In einem zweiten Schritt sollen die daraus gewonnenen Erfahrungen in eine institutionsübergreifende digitale Plattform auf Open-Source-Basis einfließen, auf der die einzelnen Module ortsunabhängig ausgetauscht werden können. „Wir möchten eine nachhaltige Anwendung entwickeln, die später von Kulturschaffenden aller Art übernommen, abgewandelt oder erweitert werden kann. Die öffentlichen finanziellen Mittel, mit deren Hilfe wir unsere Erkenntnisse gewinnen, sollen so schlussendlich wieder der Öffentlichkeit zugutekommen“, berichtet Elena Frickmann, die das Projekt seit August 2020 vom MGKSiegen aus häuserübergreifend koordiniert.
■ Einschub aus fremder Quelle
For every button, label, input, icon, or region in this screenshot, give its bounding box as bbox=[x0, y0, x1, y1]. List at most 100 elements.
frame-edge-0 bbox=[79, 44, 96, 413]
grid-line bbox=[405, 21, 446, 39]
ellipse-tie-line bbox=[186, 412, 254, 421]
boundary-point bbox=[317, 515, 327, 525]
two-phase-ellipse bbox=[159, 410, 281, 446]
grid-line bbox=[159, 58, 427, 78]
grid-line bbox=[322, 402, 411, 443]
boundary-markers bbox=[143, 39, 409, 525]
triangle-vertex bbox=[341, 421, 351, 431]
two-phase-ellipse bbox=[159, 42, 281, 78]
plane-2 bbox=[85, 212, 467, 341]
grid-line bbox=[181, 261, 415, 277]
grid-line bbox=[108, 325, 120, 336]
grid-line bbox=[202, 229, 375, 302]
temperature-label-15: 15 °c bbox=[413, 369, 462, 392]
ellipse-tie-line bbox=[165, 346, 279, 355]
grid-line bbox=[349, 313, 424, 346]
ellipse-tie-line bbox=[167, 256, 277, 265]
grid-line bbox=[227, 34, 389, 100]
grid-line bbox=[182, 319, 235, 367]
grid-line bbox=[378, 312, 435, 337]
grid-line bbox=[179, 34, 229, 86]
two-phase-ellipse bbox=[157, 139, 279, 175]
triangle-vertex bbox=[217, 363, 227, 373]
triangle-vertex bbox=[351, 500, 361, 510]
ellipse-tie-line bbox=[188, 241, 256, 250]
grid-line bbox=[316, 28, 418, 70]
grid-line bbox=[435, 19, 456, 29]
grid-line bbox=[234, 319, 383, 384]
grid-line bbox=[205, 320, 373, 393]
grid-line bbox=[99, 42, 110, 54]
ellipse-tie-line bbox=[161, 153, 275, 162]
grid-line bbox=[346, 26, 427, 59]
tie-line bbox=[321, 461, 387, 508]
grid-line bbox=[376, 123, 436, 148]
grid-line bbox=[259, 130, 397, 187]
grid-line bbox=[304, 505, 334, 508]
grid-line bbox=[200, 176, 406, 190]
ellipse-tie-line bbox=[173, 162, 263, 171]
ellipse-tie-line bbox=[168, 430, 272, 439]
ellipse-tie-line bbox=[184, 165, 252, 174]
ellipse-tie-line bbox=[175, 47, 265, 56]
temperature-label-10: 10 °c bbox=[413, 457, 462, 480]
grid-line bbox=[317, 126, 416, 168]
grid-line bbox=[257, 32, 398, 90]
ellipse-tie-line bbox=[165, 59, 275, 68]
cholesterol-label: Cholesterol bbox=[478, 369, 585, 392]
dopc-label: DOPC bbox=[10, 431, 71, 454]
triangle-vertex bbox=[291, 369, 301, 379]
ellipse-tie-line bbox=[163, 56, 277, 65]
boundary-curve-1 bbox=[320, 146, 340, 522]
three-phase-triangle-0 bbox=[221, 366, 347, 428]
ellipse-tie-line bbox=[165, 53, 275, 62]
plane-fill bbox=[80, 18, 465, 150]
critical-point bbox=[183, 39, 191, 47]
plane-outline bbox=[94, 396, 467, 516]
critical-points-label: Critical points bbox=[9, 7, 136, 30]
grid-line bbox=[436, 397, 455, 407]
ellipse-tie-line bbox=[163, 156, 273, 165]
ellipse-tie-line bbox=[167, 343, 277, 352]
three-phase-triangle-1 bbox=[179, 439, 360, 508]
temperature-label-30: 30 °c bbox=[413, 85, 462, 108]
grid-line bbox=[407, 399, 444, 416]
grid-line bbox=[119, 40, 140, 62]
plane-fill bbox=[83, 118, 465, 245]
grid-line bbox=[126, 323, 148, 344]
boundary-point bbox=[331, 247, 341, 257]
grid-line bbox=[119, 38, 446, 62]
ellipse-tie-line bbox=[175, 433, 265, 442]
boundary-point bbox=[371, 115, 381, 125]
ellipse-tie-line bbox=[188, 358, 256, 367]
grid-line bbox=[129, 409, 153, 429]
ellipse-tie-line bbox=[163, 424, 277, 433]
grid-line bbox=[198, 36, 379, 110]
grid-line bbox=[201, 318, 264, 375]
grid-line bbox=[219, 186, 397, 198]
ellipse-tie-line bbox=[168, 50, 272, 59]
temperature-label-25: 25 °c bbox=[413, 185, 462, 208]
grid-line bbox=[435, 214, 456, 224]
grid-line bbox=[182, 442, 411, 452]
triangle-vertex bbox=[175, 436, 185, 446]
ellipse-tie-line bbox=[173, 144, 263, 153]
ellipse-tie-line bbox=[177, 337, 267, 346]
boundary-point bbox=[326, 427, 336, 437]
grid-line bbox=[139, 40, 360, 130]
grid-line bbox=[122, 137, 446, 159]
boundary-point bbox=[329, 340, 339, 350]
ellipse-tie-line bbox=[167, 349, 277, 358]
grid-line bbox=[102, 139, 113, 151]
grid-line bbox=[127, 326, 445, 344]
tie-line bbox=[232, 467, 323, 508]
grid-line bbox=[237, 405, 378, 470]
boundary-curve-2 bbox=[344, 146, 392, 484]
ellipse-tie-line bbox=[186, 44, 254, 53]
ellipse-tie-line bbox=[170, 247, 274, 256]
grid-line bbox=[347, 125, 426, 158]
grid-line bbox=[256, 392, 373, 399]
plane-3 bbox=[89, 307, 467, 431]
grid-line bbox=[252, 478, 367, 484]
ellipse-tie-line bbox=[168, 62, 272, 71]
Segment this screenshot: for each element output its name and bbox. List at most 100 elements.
Das digitale Vorhaben wird darüber hinaus zum Anlass genommen, innerhalb der beteiligten Institutionen und im direkten Umfeld Kooperationen zu fördern. „Wir verstehen ‚Offene Welten‘ als Chance, gemeinsam mit unseren starken Partner:innen eine Innovation zu realisieren, die sowohl unsere Nachbar:innen auf lokaler Ebene beteiligt als auch die digitale Community begeistert. In diesem durch Corona ausgesprochen schwierigen Jahr zeigt sich, welche kreative Kraft in dem gemeinsamen Projekt liegt“, stellt Adam Budak, Direktor der Kestner Gesellschaft, fest. In der Tat erscheint das Projektziel, Kunst digital sichtbar und erlebbar zu machen, in den aktuellen Zeiten zentraler denn je. „Dass Museen und Institutionen mit technologischen Entwicklungen mitgehen müssen, war schon vor Corona wichtig. Was die aktuelle Situation aber zeigt ist, dass wir dringend Wege brauchen, kulturelle Erlebnisse auch ohne eine Eintrittskarte ins Museum erfahrbar zu machen“, erklärt Projektleiterin Elena Frickmann.
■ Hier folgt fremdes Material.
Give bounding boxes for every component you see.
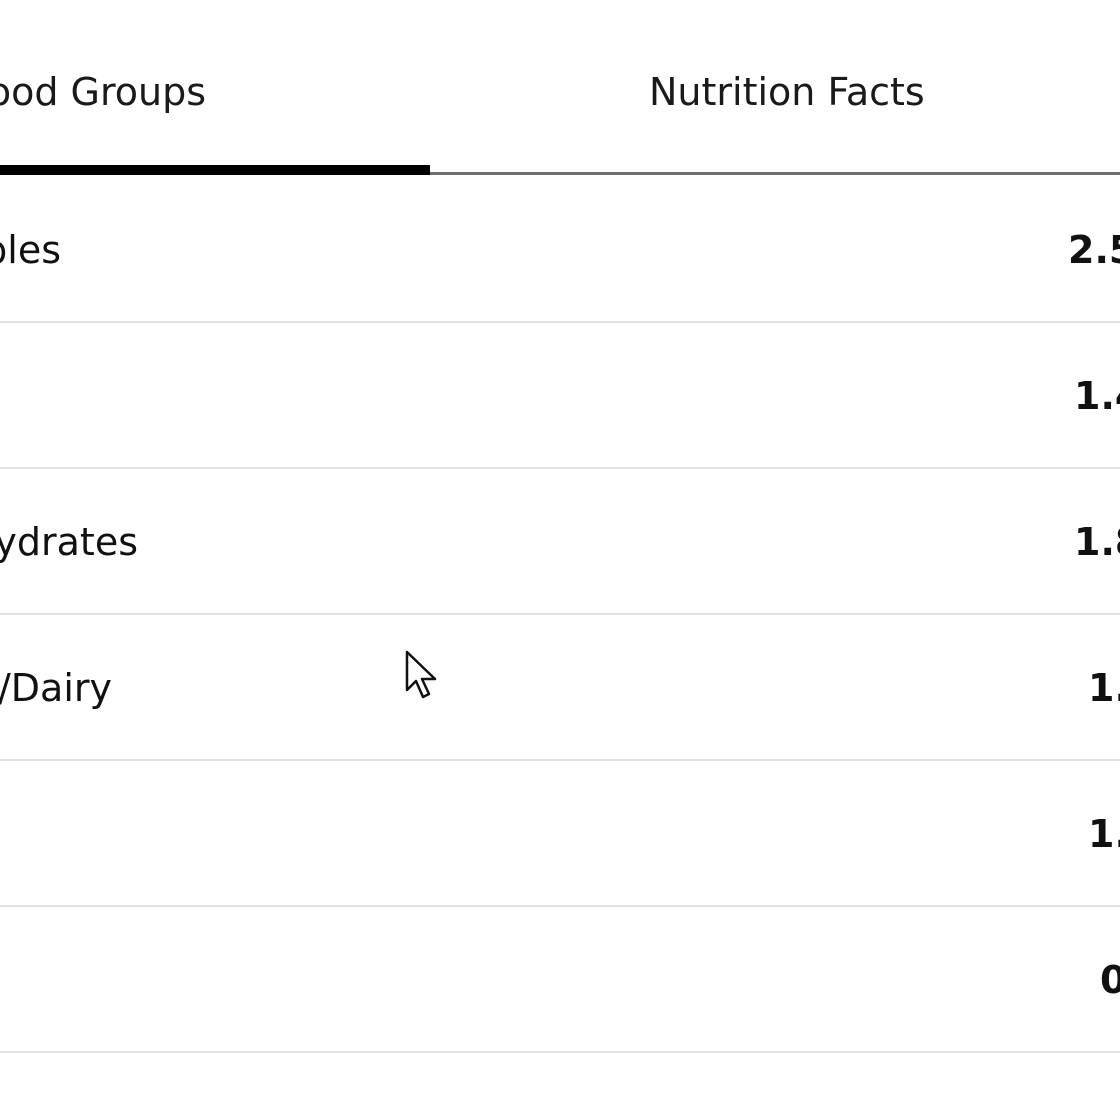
food-groups-list: Vegetables 2.5 1.4 Carbohydrates 1.8 Mil… [0,177,1120,1053]
list-item: 1.4 [0,323,1120,469]
list-item-label: Vegetables [0,228,61,272]
list-item-value: 0 [1100,958,1120,1002]
list-item: 1.1 [0,761,1120,907]
list-item-value: 1.1 [1088,666,1120,710]
tab-food-groups-label: Food Groups [0,70,206,114]
list-item: Vegetables 2.5 [0,177,1120,323]
list-item-value: 1.8 [1074,520,1120,564]
list-item: 0 [0,907,1120,1053]
mouse-pointer-icon [405,650,437,699]
tab-baseline-divider [0,172,1120,175]
tab-active-indicator [0,165,430,175]
list-item: Carbohydrates 1.8 [0,469,1120,615]
list-item-label: Milk/Dairy [0,666,112,710]
tab-bar: Food Groups Nutrition Facts [0,0,1120,176]
tab-nutrition-facts[interactable]: Nutrition Facts [430,0,1120,176]
list-item-value: 2.5 [1068,228,1120,272]
list-item-value: 1.4 [1074,374,1120,418]
tab-food-groups[interactable]: Food Groups [0,0,430,176]
list-item-value: 1.1 [1088,812,1120,856]
tab-nutrition-facts-label: Nutrition Facts [649,70,925,114]
list-item: Milk/Dairy 1.1 [0,615,1120,761]
list-item-label: Carbohydrates [0,520,138,564]
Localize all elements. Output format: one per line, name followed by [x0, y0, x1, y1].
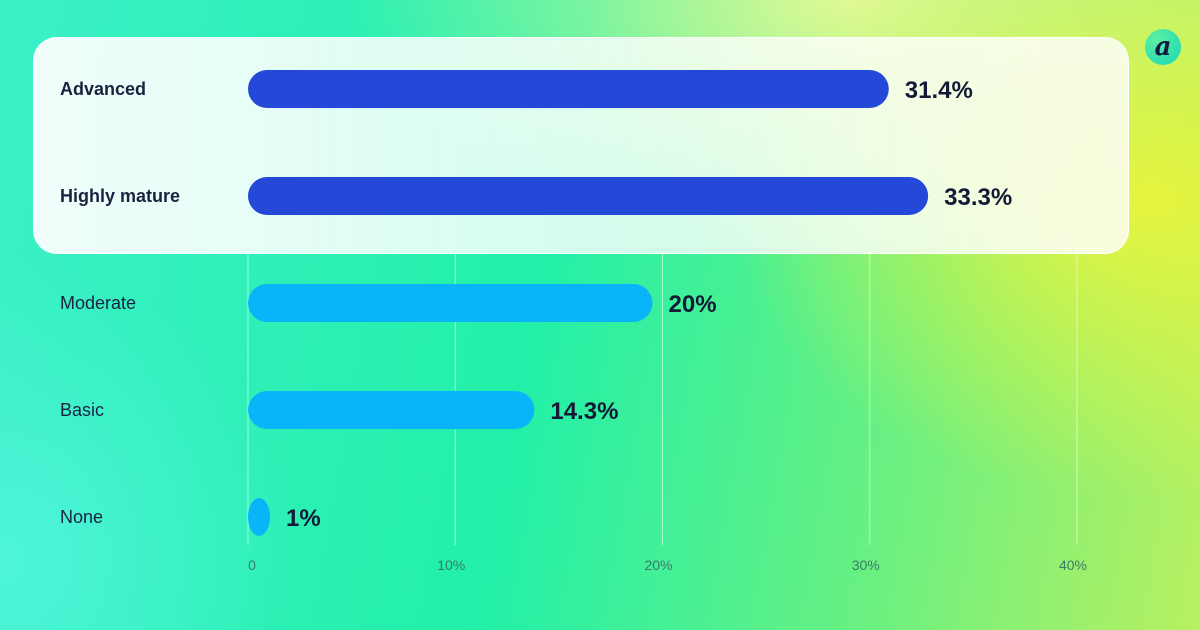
value-label: 14.3% — [550, 398, 618, 425]
category-label: Highly mature — [60, 186, 180, 206]
brand-logo: a — [1145, 29, 1181, 65]
category-label: Moderate — [60, 293, 136, 313]
value-label: 33.3% — [944, 184, 1012, 211]
bar — [248, 498, 270, 536]
category-label: Advanced — [60, 79, 146, 99]
category-label: None — [60, 507, 103, 527]
x-tick-label: 40% — [1059, 557, 1087, 573]
value-label: 31.4% — [905, 77, 973, 104]
bar — [248, 391, 535, 429]
x-tick-label: 30% — [852, 557, 880, 573]
value-label: 20% — [669, 291, 717, 318]
bar — [248, 284, 653, 322]
x-tick-label: 10% — [437, 557, 465, 573]
value-label: 1% — [286, 505, 321, 532]
bar — [248, 177, 929, 215]
bar — [248, 70, 889, 108]
x-tick-label: 20% — [644, 557, 672, 573]
category-label: Basic — [60, 400, 104, 420]
x-tick-label: 0 — [248, 557, 256, 573]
Seit Beginn des Jahres 2020 werden das MGKSiegen, IMAGINE THE CITY Hamburg, die Kestner Gesellschaft Hannover und das Museum Marta Herford im Fonds Digital des Programms Kultur Digital der Kulturstiftung des Bundes gefördert. Die Jury des Fonds Digital wählte bundesweit 15 Vorhaben aus, die mit einem Gesamtvolumen von 13,18 Millionen Euro gefördert werden. Insgesamt werden 36 Kulturinstitutionen gefördert, darunter 28 Museen, fünf Theater, zwei Opernhäuser und eine Gedenkstätte.